E criatividade não faltou para o agricultor se manter ativo apesar da limitação física. Como a região é montanhosa, Germano diz ter dificuldade de andar no meio da roça de café. Assim, Ivonete e John Herman dedicam-se a panha de café, enquanto o patriarca aguarda a colheita para despolpar durante a noite. O agricultor está desenvolvendo uma estrutura com três platôs para secar café no dia seguinte e facilitar o deslocamento no período da safra.

O processo será todo por gravidade. O café colhido chega pelo alto, de uma estrada, vai para o secador, de onde cai dentro do galpão. Ali Germano consegue embalar e colocar as sacas sobre a carroceria do caminhão.

“O Germano é uma pessoa muito inteligente. Quando fala que vai fazer algo, sai algo superior ao que você imagina. Ele não usa a força física, mas a inteligência e isso faz com que muitas coisas sejam transformadas na propriedade. Transformamos o café em uma bebida, agregando valor a esse grão e dando continuidade às benfeitorias. Tudo isso se deve não só às abelhas, mas também ao café ”, diz Ivonete.

Quando chega a entressafra do café, o agricultor passa o período produzindo caixas de abelha sem ferrão e de abelha Europa para uso próprio e vendas na marcenaria que montou no sítio. “Em agricultura familiar, um depende do outro. Então nossa união é que move a propriedade ”, destaca a mulher.

 

E se de flor em flor, as abelhas sem ferrão garantem mel e comida na Serra dos Pregos, a meliponicultura, o eucalipto, as caixas de abelhas e os cafés especiais alimentam os sonhos da família. John Herman optou pela sucessão no campo, enquanto uma filha curso o último ano da faculdade de biomedicina.

O próximo passo dos Hilgert será o lançamento da marca própria de cafés de qualidade com bebida acima de 84 pontos.

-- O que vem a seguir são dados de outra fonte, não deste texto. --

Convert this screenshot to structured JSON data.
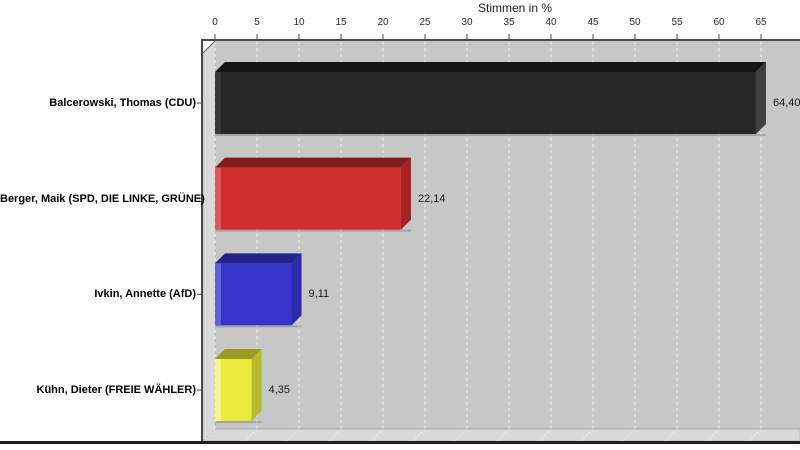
{
  "chart_data": {
    "type": "bar",
    "orientation": "horizontal",
    "style": "3d",
    "title": "Stimmen in %",
    "xlabel": "Stimmen in %",
    "ylabel": "",
    "xlim": [
      0,
      65
    ],
    "tick_step": 5,
    "tick_labels": [
      "0",
      "5",
      "10",
      "15",
      "20",
      "25",
      "30",
      "35",
      "40",
      "45",
      "50",
      "55",
      "60",
      "65"
    ],
    "grid": "white-dashed-vertical",
    "legend": "none",
    "categories": [
      "Balcerowski, Thomas (CDU)",
      "Berger, Maik (SPD, DIE LINKE, GRÜNE)",
      "Ivkin, Annette (AfD)",
      "Kühn, Dieter (FREIE WÄHLER)"
    ],
    "values": [
      64.4,
      22.14,
      9.11,
      4.35
    ],
    "value_labels": [
      "64,40",
      "22,14",
      "9,11",
      "4,35"
    ],
    "bars": [
      {
        "label": "Balcerowski, Thomas (CDU)",
        "value": 64.4,
        "value_label": "64,40",
        "party_color_name": "black (CDU)",
        "color": {
          "front": "#272727",
          "top": "#151515",
          "side": "#3f3f3f",
          "edge": "#383838"
        }
      },
      {
        "label": "Berger, Maik (SPD, DIE LINKE, GRÜNE)",
        "value": 22.14,
        "value_label": "22,14",
        "party_color_name": "red (SPD/LINKE/GRÜNE)",
        "color": {
          "front": "#d02e2e",
          "top": "#811d1d",
          "side": "#a42323",
          "edge": "#dd5858"
        }
      },
      {
        "label": "Ivkin, Annette (AfD)",
        "value": 9.11,
        "value_label": "9,11",
        "party_color_name": "blue (AfD)",
        "color": {
          "front": "#3434cb",
          "top": "#23238c",
          "side": "#2b2bab",
          "edge": "#6060d8"
        }
      },
      {
        "label": "Kühn, Dieter (FREIE WÄHLER)",
        "value": 4.35,
        "value_label": "4,35",
        "party_color_name": "yellow (FREIE WÄHLER)",
        "color": {
          "front": "#ebeb3d",
          "top": "#9a9a26",
          "side": "#b9b92e",
          "edge": "#f6f68d"
        }
      }
    ]
  },
  "colors": {
    "page_bg": "#ffffff",
    "plot_bg": "#c7c7c7",
    "wall": "#d9d9d9",
    "gridline": "#ffffff",
    "axis_line": "#4a4a4a",
    "tick_text": "#2b2b2b",
    "bottom_rule": "#1f1f1f"
  }
}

“Queremos contar nossa história. O agronegócio é algo que está na veia. É algo que nos move, capaz de mudar e transformar a vida das pessoas, assim como transformou a nossa. Hoje não nos consideramos mais lavradores. Vejo a gente como uma família de grande potencial, de empresários rurais. Temos uma união que nos fortalece muito a cada dia. Nós temos sonhos, metas e graças a Deus a gente está conseguindo ”, finaliza Ivonete.